Colter received in-home visits from a speech-language pathologist (SLP) starting at age 2. “It was fine, but we weren’t seeing progress,” his mother said. When he turned 3, he began attending Canyons School District’s early intervention preschool for two hours and 15 minutes, twice a week. It's a free program, where he participates in group work with other children and receives a minimal amount of one-on-one time with an SLP.
U.S. children with disabilities ages 3 to 5 typically receive some services through their state school systems, but those services vary from state to state. Parents can contact their local school districts to learn about what is offered. In most states, some speech therapy will continue to be provided through the public school system after the child enters regular school, and for as long as problems persist.
Because Colter’s progress continued to be slow after he started the early intervention preschool, his mother decided to add weekly private sessions with Collingridge, a speech-language pathologist with national and state certifications. The American Speech-Language Hearing Association's website includes a national directory of SLPs to help families find providers in their area. Some insurance plans cover this service, and some of the listed providers charge their fees on a sliding scale based on income.
In the 14 months since Colter started private speech therapy sessions, his language skills have “exploded,” his mother said. During the first six months, Collingridge worked on vowel sounds with Colter — he wasn’t ready to take on consonants. Toys like the train set and a toy farm set are integral to her process — setting up situations that urge a child to communicate using the sounds being studied.
Colton says many words now, and links them into simple sentences. Some of his consonant sounds are still confused, though. On a recent morning, Collingridge worked to help him produce the initial “Y” sound correctly. She sat on the floor with him, her face bright, animated and encouraging as she modeled correct pronunciation.

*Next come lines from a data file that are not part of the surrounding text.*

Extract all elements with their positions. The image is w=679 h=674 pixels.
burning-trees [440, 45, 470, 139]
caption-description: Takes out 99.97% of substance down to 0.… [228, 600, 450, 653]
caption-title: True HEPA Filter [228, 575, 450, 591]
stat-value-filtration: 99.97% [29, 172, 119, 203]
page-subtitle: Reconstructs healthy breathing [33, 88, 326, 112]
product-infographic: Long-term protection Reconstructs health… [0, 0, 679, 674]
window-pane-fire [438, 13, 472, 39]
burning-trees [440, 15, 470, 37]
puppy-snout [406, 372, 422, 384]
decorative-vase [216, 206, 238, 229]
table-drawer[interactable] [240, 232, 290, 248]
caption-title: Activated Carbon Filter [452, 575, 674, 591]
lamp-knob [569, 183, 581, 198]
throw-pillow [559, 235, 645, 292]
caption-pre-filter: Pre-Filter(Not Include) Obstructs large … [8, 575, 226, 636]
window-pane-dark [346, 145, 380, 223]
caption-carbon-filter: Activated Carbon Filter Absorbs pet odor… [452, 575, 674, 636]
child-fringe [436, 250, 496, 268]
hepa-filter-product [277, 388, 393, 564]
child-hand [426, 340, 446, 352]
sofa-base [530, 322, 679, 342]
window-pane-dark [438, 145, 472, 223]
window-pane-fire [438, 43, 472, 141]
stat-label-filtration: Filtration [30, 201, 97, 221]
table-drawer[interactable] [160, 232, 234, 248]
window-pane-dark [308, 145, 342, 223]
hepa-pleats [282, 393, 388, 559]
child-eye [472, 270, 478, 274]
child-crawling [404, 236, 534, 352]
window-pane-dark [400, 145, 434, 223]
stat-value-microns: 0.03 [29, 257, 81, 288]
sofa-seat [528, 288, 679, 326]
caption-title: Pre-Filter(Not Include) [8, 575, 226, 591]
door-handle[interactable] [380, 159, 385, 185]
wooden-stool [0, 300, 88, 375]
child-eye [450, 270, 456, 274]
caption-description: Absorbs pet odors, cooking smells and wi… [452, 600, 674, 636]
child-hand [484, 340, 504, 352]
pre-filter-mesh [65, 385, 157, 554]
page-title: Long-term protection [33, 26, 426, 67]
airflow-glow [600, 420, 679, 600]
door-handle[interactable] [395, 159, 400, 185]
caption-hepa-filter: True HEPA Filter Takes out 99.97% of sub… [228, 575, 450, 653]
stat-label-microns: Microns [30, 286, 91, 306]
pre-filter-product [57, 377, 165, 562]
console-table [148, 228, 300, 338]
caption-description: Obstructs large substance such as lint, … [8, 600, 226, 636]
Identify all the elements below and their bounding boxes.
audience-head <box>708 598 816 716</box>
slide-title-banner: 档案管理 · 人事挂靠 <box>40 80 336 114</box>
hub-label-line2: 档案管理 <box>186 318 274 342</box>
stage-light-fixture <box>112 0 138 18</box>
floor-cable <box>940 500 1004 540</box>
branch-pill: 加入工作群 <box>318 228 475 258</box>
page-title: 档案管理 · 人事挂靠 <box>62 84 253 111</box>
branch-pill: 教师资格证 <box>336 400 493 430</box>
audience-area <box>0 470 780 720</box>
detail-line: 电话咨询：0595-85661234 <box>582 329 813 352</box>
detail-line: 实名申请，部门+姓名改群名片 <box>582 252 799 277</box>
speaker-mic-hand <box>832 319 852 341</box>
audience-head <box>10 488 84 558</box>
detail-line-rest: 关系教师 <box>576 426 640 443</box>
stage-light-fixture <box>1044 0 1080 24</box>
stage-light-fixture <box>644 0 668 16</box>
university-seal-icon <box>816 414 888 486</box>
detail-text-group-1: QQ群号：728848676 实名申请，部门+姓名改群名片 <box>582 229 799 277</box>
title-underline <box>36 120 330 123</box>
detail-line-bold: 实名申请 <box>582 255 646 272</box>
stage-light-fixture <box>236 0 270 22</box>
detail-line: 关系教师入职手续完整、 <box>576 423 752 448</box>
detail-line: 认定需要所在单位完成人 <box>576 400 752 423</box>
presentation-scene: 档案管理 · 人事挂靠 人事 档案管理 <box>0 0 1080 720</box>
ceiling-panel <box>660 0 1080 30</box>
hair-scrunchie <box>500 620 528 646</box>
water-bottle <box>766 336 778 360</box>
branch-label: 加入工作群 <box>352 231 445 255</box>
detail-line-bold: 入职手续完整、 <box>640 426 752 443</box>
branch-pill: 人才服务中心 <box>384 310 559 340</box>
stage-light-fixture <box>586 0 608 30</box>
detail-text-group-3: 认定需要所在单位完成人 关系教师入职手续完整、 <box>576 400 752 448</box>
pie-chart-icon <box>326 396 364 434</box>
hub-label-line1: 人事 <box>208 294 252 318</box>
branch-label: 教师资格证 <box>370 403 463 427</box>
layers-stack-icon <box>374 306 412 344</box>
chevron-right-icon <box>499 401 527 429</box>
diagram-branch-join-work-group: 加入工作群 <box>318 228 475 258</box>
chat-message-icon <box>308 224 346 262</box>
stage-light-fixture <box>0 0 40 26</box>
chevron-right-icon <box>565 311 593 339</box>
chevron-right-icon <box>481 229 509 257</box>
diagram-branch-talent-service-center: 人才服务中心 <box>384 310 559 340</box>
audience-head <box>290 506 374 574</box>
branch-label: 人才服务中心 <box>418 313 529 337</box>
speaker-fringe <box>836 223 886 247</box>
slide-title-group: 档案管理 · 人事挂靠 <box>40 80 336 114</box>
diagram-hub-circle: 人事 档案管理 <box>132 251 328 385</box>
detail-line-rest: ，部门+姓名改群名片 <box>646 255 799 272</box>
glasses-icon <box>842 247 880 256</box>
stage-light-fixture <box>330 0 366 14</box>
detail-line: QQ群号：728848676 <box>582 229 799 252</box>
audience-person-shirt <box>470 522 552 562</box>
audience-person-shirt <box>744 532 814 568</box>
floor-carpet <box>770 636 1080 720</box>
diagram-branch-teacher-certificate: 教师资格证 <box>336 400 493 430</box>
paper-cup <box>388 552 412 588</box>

“Do you want to add the red car?”
“Can you say eee-ess?” she asked, exaggerating the movements of her mouth and tongue to model the sound.
“Eeee-NESS,” said Colter, only partly right.
“Good!” said Collingridge, handing him the car. Perfection isn’t necessary, she explained, and good effort deserves a reward. The process of shaping words correctly is a gradual one.
“When you are working with a young child, it’s all about motivation and keeping him engaged,” Collingridge said. “That’s why I have so many toys and games. I have to find something he is willing to work for, but I have to be in charge. If I just let him have all the toys, he has nothing to work for.”